Frankie Jasper, also a resident of Carter Ridge Road, knows firsthand how much damage wild hogs can do. “Year before last I got 18 loads of corn off a 28-acre patch. This past year I got some boys with “bay dogs” to run the hogs off and I got 37 loads from the same field,” Jasper noted.

“If dogs chase ‘em out, they will stay away for awhile,” Jasper noted. “If you could see the hogs, you could shoot ’em, but they roam at night. I never saw one after 9 o’clock in the morning.”

“Hogs don’t sweat ... they move at night because it’s cooler,” added Harness.

The season on wild hogs is always open. The pigs can be killed year-round, except shooting is prohibited at night because of dangers of gun-related accidents, among other reasons, including poaching.

Jasper said five wild hogs have been killed on his dad’s farm “ ... and Joby Gossett killed five at Cains Store near the old Caintown Post Office.

“They are all over these ridges ... Green River Knob, Turkey Creek and House Fork Creek,” said Jasper.

Dave Baker, editor of Kentucky Afield, a Department of Fish and Wildlife Resources magazine, and Chad Soard, wildlife biologist for the department, said during an interview last year that wild hogs are a problem in many counties in Kentucky, particularly in the western part of the state.

“It’s open season on them,” said Baker. “We want to get rid of them. They mess up habitat for both deer and turkeys.

Soard, during a conversation Wednesday, suggested wild hogs often are transported illegally into an area for hunting. He said an open or year-round season on the animals gives hunters something to hunt when other seasons are closed.

“Pig hunting as a sport has really taken off,” Soard said. “In Kentucky, we’re not going to promote it as a recreational opportunity.”

“Some wild hogs look differently from a domestic hog, and some look the same,” Soard said. “They come in any color or body shape. Once a pig is out of a pen it becomes a wild hog.”

Originally, there are three different kinds –– a true domestic pig; a feral pig which is a domestic pig gone wild; and the Eurasian boar, imported from Europe and Asia, is a true wild boar, Soard said. Now, the different breeds  have interbred into a hybrid.

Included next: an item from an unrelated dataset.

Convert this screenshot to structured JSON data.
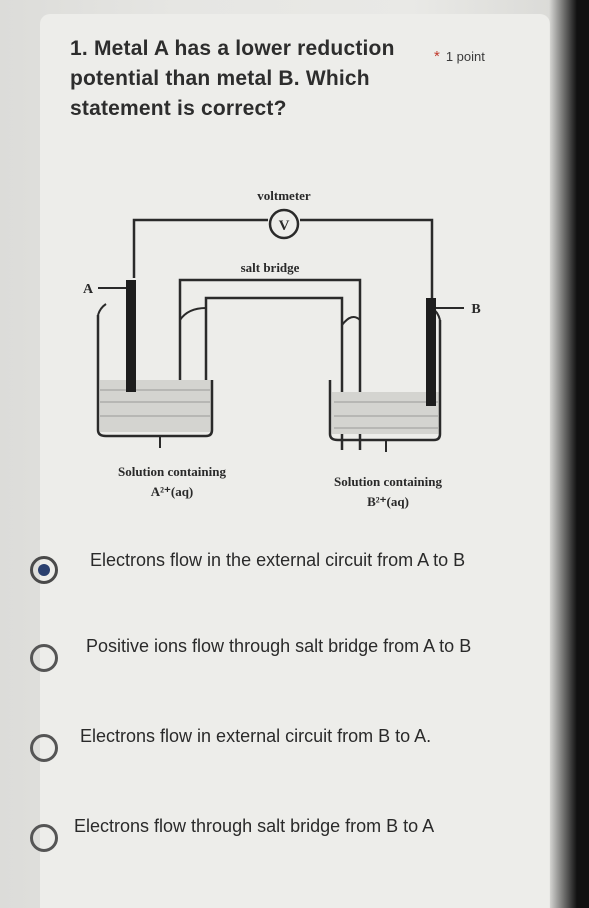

Are wild hogs dangerous? “They can be. They deserve respect,” cautioned Soard.

Wild pigs have been in this part of Kentucky for a long time. Soard said an early survey done in 1991 found wild boars in Wayne and McCreary counties.

“It’s a local problem ... if wild hogs are present, it’s a problem for farmers,” Soard said. “The wild hogs also compete with more desirable animals for food. “They are like a vacuum cleaner in the forest, eating mast in the fall that would be food for squirrels, deer and turkeys.